With buying and selling activity for commercial real estate diminished, Pride argued that reviewing the percentages and potential new allocations to the program may not be worth it. This led to the mayor’s recommendation, which the reporting said elicited “an audible gasp and agitation among those present at the August meeting.”

“I just throw this out there because I’ve also been thinking a lot about how especially those with fixed incomes can deal with this,” Pride said. “It is kind of a last resort measure, but seeing as our property values are so high, seniors may want to consider a reverse mortgage.”

Pride then read the room’s reaction.

“I know it’s an ugly word, but I’m just saying,” he said. “I know it’s horrible, but it’s sort of a last resort.”

The mayor clarified that he does not make the recommendation lightly, reiterating the “last resort” phrase and saying the idea is only tied to addressing the challenging financial circumstances for the city’s seniors.

“This is really difficult for everyone, we don’t take any pleasure in this, and the city doesn’t get any more money,” he said, according to the reporting. “And that’s something I think is hard for people to hear, is that the city is not getting a penny more from taxes, it’s really truly just a shift of who’s paying them, which is, I think, the hardest thing for people to hear and understand.”

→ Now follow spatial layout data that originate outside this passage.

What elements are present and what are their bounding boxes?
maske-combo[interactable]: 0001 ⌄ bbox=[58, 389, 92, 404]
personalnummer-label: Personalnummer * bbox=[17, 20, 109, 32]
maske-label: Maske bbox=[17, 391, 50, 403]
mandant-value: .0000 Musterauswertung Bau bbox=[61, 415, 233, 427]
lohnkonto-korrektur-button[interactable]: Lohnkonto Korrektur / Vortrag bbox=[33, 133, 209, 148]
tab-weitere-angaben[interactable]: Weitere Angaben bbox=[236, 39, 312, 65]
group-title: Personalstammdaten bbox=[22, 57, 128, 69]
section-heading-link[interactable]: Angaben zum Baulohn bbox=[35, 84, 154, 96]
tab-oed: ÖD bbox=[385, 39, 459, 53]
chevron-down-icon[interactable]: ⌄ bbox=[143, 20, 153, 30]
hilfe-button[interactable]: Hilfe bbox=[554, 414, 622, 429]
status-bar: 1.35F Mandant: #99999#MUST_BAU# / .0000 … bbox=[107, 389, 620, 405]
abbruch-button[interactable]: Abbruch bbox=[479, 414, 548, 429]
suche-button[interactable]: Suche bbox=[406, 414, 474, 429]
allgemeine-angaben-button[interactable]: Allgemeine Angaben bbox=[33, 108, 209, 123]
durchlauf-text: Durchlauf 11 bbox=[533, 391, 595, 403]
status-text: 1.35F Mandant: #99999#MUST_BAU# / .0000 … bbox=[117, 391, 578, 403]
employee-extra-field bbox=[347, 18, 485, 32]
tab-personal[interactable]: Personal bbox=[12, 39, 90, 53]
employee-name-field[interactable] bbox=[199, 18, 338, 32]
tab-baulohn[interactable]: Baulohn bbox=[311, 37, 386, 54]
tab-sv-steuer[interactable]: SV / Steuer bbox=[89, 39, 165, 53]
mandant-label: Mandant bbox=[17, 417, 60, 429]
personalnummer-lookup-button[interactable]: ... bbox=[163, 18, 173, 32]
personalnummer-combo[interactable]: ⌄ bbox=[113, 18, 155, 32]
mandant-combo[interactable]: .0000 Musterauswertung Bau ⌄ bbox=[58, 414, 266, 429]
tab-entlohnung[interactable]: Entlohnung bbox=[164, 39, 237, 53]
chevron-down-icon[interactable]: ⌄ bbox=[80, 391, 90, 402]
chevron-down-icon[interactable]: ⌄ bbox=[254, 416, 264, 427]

A subsequent meeting on Sept. 3 meeting saw unanimous passage of an additional $100,000 for the tax relief program. HousingWire’s Reverse Mortgage Daily (RMD) reached out to Pride’s office, but he could not be reached immediately.

Pride’s statements are eerily similar to those made by another mayor — in another country —earlier this year. Tim Cadogan, the mayor of the Central Otago district in south central New Zealand, recently fielded a question from a constituent about rising rates that are akin to U.S. property taxes.

After suggesting that reverse mortgages could be employed by qualified borrowers to help pay for the rate increases, local media reported that he received a raft of backlash that accuses him and other elected leaders of being “out of touch.” Another labeled the suggestion “disturbing.”

Cadogan, however, pushed back on these assertions with reasoning similar to Pride’s.

“I was accused […] of being out of touch with reality,” he said in a weekly column published in June. “But, here is the reality of what I was faced with more than once during the drop-in sessions; an elderly person telling me that the proposed rates increases on top of all the other bills that have skyrocketed in recent times would mean they couldn’t afford food or heating.”

Cadogan, like Pride, also labeled the underlying problem as a “perfect storm” that led to the suggested remedy of a reverse mortgage.